Which Heyting algbras arise out of some elementary topos which satisfies the ultrafilter principle?
I think your formulation of the ultrafilter principle implies the de Morgan law.
Let $U$ be any proposition, consider the boolean algebra $A$ freely generated by an element $v$.
so $A = \{ 0,1,v,\neg v \}$.
Consider the following equivalence relation on $A$:
$$ \{(0,0),(1,1),(v,v),(\neg v, \neg v) \} \cup U \times \{ (0,v),(1,\neg v) \} \cup (\neg U) \times \{ (1,v),(0,\neg v) \} $$
(I didn't write it, but of course, as soon as you have an element $(x,y)$ in the relation you also add the element $(y,x)$ in the relation)
A long and uninteresting case by case treatment shows that it is an equivalence relation compatible to the boolean algebra structure and hence the quotient is again a boolean algebra $B$.
$0$ and $1$ are different in $B$, so by the ultrafilter principle there should exist a morphism $B \rightarrow 2$. the image of $v$ is either $0$ or $1$.
If it is zero, then as $\neg U \Rightarrow v=1$ one has $\neg \neg U$ and if it is one then $\neg U$ for the same reason hence $\neg U $ or $\neg \neg U$ which is an equivalent form of De Morgan's law.
If you want to avoid this kind of problem you need to restrict to decidable boolean algebra, that is those which satisfies $\forall v \in B,v=0$ or $v \neq 0$ (this also prevent the example in François G dorsais's answer)

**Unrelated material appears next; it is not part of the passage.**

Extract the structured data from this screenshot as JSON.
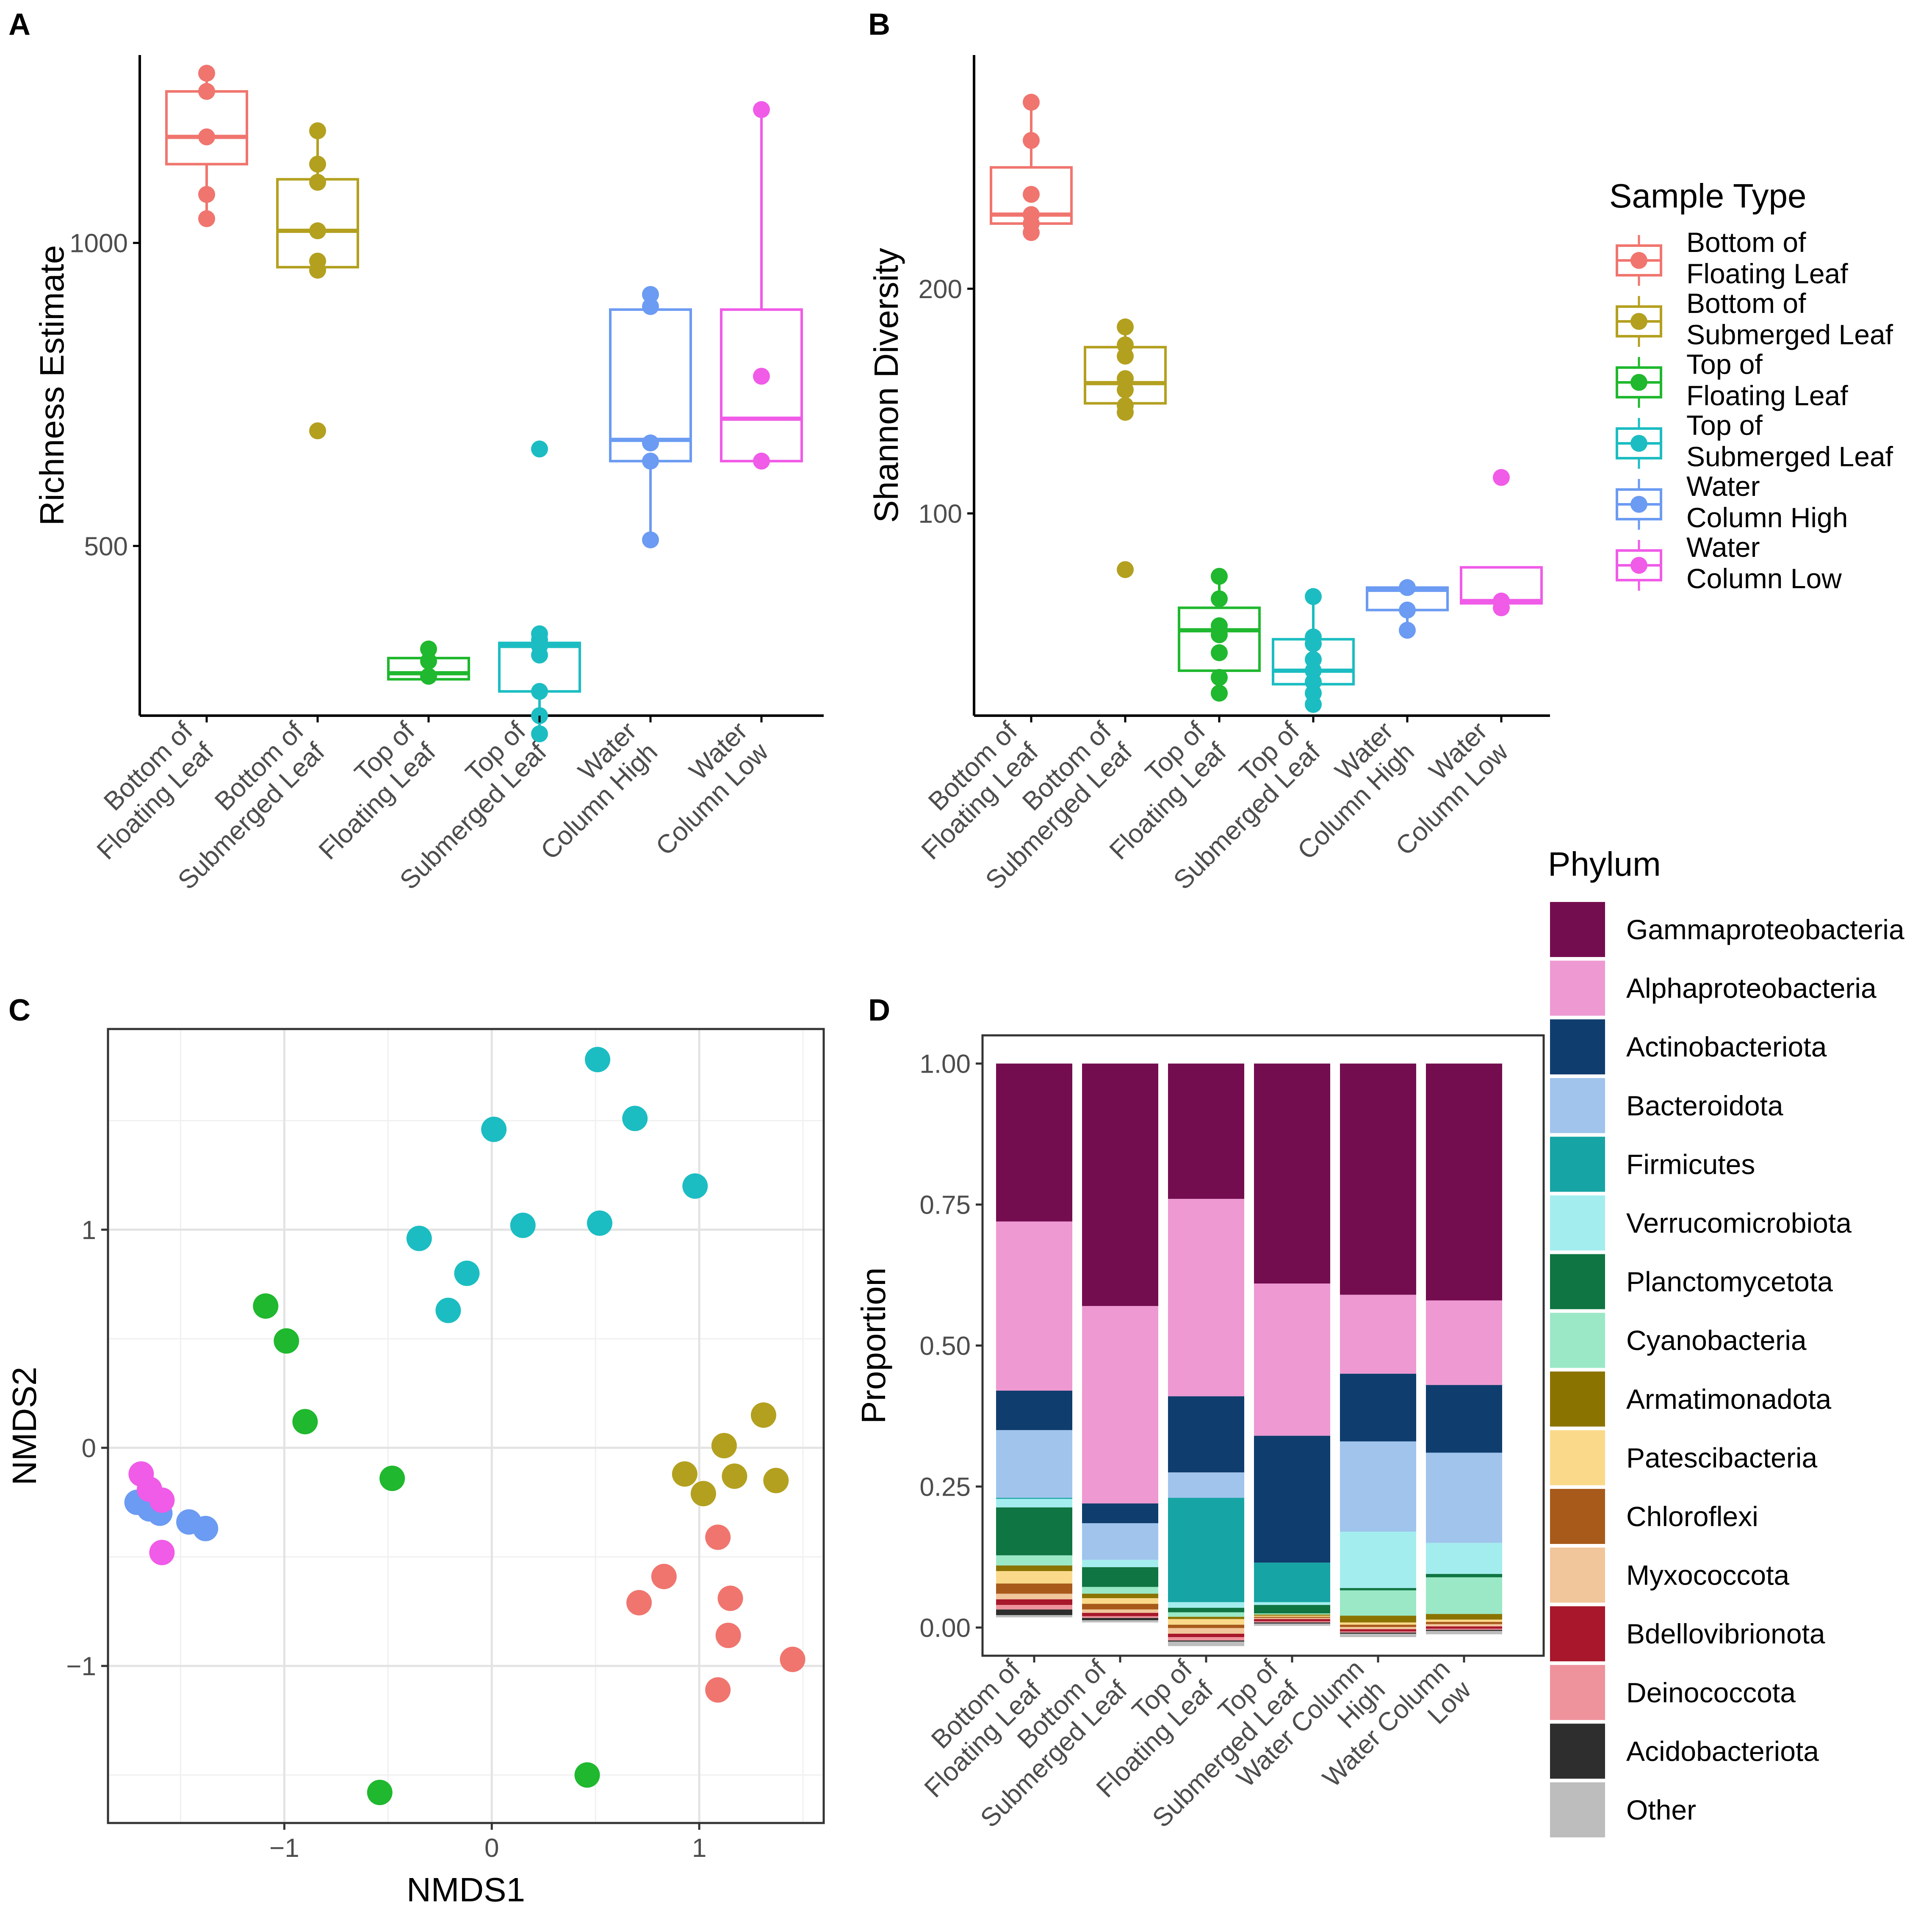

Yes, plenty! But this is subtle since it's hard to define what an ultrafilter is in constructive settings.
An ultrafilter $\mathcal{U}$ on $\mathbb{N}$, in the classical sense, easily allows the Limited Principle of Omniscience (LPO). That principle says that if $\alpha(n)$ is decidable (either true or false for every $n$) then either $\forall n \alpha(n)$ or $\exists n \lnot \alpha(n)$. Given an ultrafiler $\mathcal{U}$, just check whether $\{n \in \mathbb{N} : (\exists m < n)\lnot\alpha(m)\} \in \mathcal{U}$ to decide this.
Note that I needed the decidability of $\alpha(n)$ to make this work. It is not true in a constructive setting that every reasonable $\alpha$ is so decidable, so an ultrafilter might not help immediately. However, in most constructive settings, primitive recursive $\alpha(n)$ are decidable and this is already nontrivial. By induction, every arithmetical statement is decidable in this way given an ultrafilter $\mathcal{U}$. On the other hand, nothing else is since an ultrafilter predicate over second-order logic is conservative over arithmetic comprehension.